The Cognitive Area encompasses six broad areas and emphasizes laboratory and neuroimaging research and cognitive modeling in each:
Memory underpins people's ability to perform practically all higher-level processing. Within the program, we study human memory using behavioral, neuroscientific and computational modeling methodologies. Faculty examine episodic, semantic, and autobiographical memory. The impact of age, emotion, psychiatric disorders, and neurological disorders on memory is also a significant research emphasis within the program.
Perception and Action
Perception and action have a reciprocal relationship in that perception guides action, which in turn influences perception. Topics of research in this area involving numerous faculty in psychology and engineering include sports activities, vehicular control, the analysis of 3D structure from 2D image data and the recognition of objects and faces. A central theme in all of these areas is to develop computational models that can simulate the essential characteristics of perceptual and motor performance, and to test those models with appropriate behavioral experiments.
Language and Speech
Research at Ohio State spans the spectrum of inquiry, from basic processes of phonetics and phonology, through morphological and lexical phenomena, to the study of syntax, semantics and discourse.

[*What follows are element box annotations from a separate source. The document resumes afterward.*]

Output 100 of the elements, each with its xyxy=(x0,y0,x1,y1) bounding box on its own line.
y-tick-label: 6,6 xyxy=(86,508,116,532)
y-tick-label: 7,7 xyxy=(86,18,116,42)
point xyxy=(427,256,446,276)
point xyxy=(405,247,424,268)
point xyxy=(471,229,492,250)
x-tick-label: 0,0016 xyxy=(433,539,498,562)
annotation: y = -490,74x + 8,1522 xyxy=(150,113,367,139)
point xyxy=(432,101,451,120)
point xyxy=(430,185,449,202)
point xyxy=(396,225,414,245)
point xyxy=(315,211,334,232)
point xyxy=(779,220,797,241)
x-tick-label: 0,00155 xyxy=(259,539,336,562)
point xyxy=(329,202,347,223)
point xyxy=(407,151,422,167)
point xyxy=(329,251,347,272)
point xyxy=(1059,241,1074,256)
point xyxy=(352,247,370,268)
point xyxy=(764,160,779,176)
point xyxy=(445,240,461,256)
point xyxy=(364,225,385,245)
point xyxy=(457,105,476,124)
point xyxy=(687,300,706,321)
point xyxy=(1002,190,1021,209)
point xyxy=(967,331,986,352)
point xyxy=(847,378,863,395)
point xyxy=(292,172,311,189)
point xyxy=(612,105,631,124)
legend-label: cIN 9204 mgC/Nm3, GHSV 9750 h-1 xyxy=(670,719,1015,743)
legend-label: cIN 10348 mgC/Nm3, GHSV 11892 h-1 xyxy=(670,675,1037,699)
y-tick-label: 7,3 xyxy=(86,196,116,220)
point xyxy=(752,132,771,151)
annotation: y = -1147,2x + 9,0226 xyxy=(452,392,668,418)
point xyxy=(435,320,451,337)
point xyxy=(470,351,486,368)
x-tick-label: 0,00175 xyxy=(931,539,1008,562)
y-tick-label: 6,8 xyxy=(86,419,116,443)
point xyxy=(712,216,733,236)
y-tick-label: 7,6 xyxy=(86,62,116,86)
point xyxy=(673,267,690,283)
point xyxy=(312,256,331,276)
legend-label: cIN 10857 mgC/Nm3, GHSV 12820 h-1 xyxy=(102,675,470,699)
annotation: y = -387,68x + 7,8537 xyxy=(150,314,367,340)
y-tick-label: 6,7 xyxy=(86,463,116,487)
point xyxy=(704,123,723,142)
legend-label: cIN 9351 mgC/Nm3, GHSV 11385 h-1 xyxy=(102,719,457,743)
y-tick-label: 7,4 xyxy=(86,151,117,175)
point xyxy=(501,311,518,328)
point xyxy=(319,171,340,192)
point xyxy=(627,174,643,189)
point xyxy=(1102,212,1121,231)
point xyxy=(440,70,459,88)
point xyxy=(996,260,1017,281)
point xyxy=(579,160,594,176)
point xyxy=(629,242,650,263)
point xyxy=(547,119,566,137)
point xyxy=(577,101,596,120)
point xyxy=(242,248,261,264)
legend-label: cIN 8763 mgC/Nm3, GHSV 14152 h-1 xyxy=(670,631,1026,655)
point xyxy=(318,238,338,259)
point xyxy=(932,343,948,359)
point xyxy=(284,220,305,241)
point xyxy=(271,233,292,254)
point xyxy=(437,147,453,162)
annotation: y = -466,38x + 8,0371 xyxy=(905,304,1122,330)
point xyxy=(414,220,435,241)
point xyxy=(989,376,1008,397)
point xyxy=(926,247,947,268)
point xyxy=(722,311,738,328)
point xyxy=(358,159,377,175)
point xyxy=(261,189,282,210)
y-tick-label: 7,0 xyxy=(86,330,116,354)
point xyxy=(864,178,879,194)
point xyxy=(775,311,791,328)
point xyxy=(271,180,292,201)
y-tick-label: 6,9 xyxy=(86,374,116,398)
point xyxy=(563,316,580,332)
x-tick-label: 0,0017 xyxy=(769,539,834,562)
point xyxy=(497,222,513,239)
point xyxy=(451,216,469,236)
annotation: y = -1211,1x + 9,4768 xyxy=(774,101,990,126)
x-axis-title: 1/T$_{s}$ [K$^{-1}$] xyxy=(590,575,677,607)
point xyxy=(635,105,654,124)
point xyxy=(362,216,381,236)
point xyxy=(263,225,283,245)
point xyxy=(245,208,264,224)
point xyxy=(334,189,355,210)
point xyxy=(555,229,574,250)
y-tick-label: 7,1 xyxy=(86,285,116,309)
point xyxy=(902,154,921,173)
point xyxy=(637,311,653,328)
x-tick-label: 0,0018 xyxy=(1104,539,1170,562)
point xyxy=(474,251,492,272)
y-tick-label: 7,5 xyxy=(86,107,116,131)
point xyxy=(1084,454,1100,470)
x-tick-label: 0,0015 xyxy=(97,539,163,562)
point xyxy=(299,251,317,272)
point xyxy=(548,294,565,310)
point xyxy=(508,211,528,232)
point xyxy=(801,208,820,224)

Using event related potential laboratories, we investigate the time course of syntactic processing. Using behavioral paradigms, we explore the way in which people recognize spoken words, resolve anaphora and perform inferential processing. Computational modeling and the analysis of language corpora play a central role in our approach to psycholinguistics. We also have strong ties to the Ohio State Linguistics Department, one of the top programs in the US.
Many of the faculty in the Cognitive and Quantitative programs believe that insight into cognitive processes can only be derived through the construction and appreciation of computational models that enforce consistency and reveal the impact of interactions among component processes. At Ohio State, we place a strong emphasis on development, analysis and evaluation of cognitive models across a wide range of domains of inquiry.
Exploration of the manifestation of cognitive processes in the brain is made possible by neuroimaging techniques, in particular functional magnetic resonance imaging (fMRI) and electroencephalography (EEG). The Psychology department houses a 3T Siemens Prisma Magnetic Resonance Imaging (MRI) scanner at the Center for Cognitive and Behavioral Brain Imaging (CCBBI, http://ccbbi.osu.edu). The recently upgraded scanner is capable of running the latest Human Connectome Project (HCP) sequences for both structural and functional MRI studies. The scanner is equipped with a state-of-the-art stimulus presentation and behavioral response systems. Several EEG setups are also available.
Research in cognitive development focuses on the development of attention, learning, memory, language and concept acquisition, and interactions among these components. Faculty study cognition in infants and young children using preferential looking, habituation, EEG, and microgenetic approaches, as well as traditional experimental techniques and physiological measures.